TWELVE
Tabitha
“Go To War” – Nothing More
“It’s not going to be enough.” I grip my hair with one hand, resting my head in the hold. “I won’t win them over with this.”
Kendall groans from her spot stretched out on the sofa, one arm thrown over her eyes. “Just stop. Please.”
“Excuse me for wanting to not fuck this up,” I snap. “It’s not every day I get an audience that big, is it?”
Eight hundred and forty-three. Turns out Dark Tide have quite the super fan base, there.
“What have you got so far?”
I slide off where I’d been perched on the end of the kitchen counter, and carry my scratched and rescratched playlist over to her.
Kendall skims the names, mouth twisted as she reads. “This one.” She points to my third choice. “Is that the one that goes…”

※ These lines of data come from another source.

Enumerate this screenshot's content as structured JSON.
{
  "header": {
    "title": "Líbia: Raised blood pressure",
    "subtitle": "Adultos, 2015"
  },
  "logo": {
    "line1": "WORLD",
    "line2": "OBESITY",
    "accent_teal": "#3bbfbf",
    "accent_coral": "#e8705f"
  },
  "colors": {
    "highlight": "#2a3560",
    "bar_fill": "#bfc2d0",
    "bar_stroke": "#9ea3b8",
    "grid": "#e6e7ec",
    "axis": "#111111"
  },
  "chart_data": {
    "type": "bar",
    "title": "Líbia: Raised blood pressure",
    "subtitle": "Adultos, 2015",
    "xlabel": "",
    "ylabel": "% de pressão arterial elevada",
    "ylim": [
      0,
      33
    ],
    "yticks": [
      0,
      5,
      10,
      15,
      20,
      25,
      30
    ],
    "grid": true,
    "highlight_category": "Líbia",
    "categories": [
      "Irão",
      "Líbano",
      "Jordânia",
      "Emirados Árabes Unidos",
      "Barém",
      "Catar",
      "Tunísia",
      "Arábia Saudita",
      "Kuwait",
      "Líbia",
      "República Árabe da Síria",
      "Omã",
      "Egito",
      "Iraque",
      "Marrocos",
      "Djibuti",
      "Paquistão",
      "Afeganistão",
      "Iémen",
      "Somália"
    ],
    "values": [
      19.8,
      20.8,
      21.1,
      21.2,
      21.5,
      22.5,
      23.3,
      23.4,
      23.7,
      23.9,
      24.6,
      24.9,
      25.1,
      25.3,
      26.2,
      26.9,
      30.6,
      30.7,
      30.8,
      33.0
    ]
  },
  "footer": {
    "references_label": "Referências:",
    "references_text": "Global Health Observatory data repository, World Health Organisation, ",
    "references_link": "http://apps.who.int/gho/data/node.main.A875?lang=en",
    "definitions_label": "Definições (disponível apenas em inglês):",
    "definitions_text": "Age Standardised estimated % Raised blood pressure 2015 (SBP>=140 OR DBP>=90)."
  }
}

I do everything I can not to grimace at the way she butchers the piece by trying to sound it out with her voice. “If we’re thinking of the same one, then yes.”
“Put it second to last.”
“Why?”
“It’ll make them think you’re winding down and then, bam! You’ll hit them with this one.”
I snatch the notepaper from her and mentally shuffle the songs. “I think you might have a point.”
“Babe. I haven’t hung around with you the past six years without picking up a thing or two about your music.”
She giggles as I crush her in a hug, and then pull back to read the list one last time. Kendall’s my rock. It’s crazy when I think back to the first time we met, how badly we couldn’t stand each other.
“I still think it’s flat,” I complain. “I’m competing with this, for crying out loud.” I dash over and retrieve my phone, smacking the passcode in to unlock the screen.
It still shows the YouTube video I watched over and over while Kendall showered.
She takes the device from me and hits Play. “For starters, they’re in a huge arena, Tab. They won’t have as many lights and fire and shit in that theater.”
I know she only tries to placate me, but I can see the same look in her eyes as I felt in mine watching Dark Tide perform their breakout song on the first stop of the tour: awe. All the light effects and pyrotechnics in the world can’t outshine Rey’s raw magnetism.
He draws you in to him by just being. The man could be bent over, thrashing out the chorus, or static while he serenades a softer verse. It doesn’t matter; you’re captivated all the same.
He’s what they call natural talent. Marketable material. He’s a promoter’s dream. No wonder the band blazes a trail through the rock world.
“What do you propose then?” Kendall hands my phone back, her lips set in a flat line.
I shrug. “That’s the problem; I don’t know.”
“Do you need a piece with more oomph? Something original?”
I level her with a hard stare. How in hell does she expect me to come up with an original piece in twenty-four hours?
“Okay,” she cedes. “Maybe not original, then.”
Although. My index finger taps my lips as the idea forms. “Maybe I can’t do completely original,” I say. “But I could do an original take on a favorite.”
“You mean make one of these old pieces more modern?”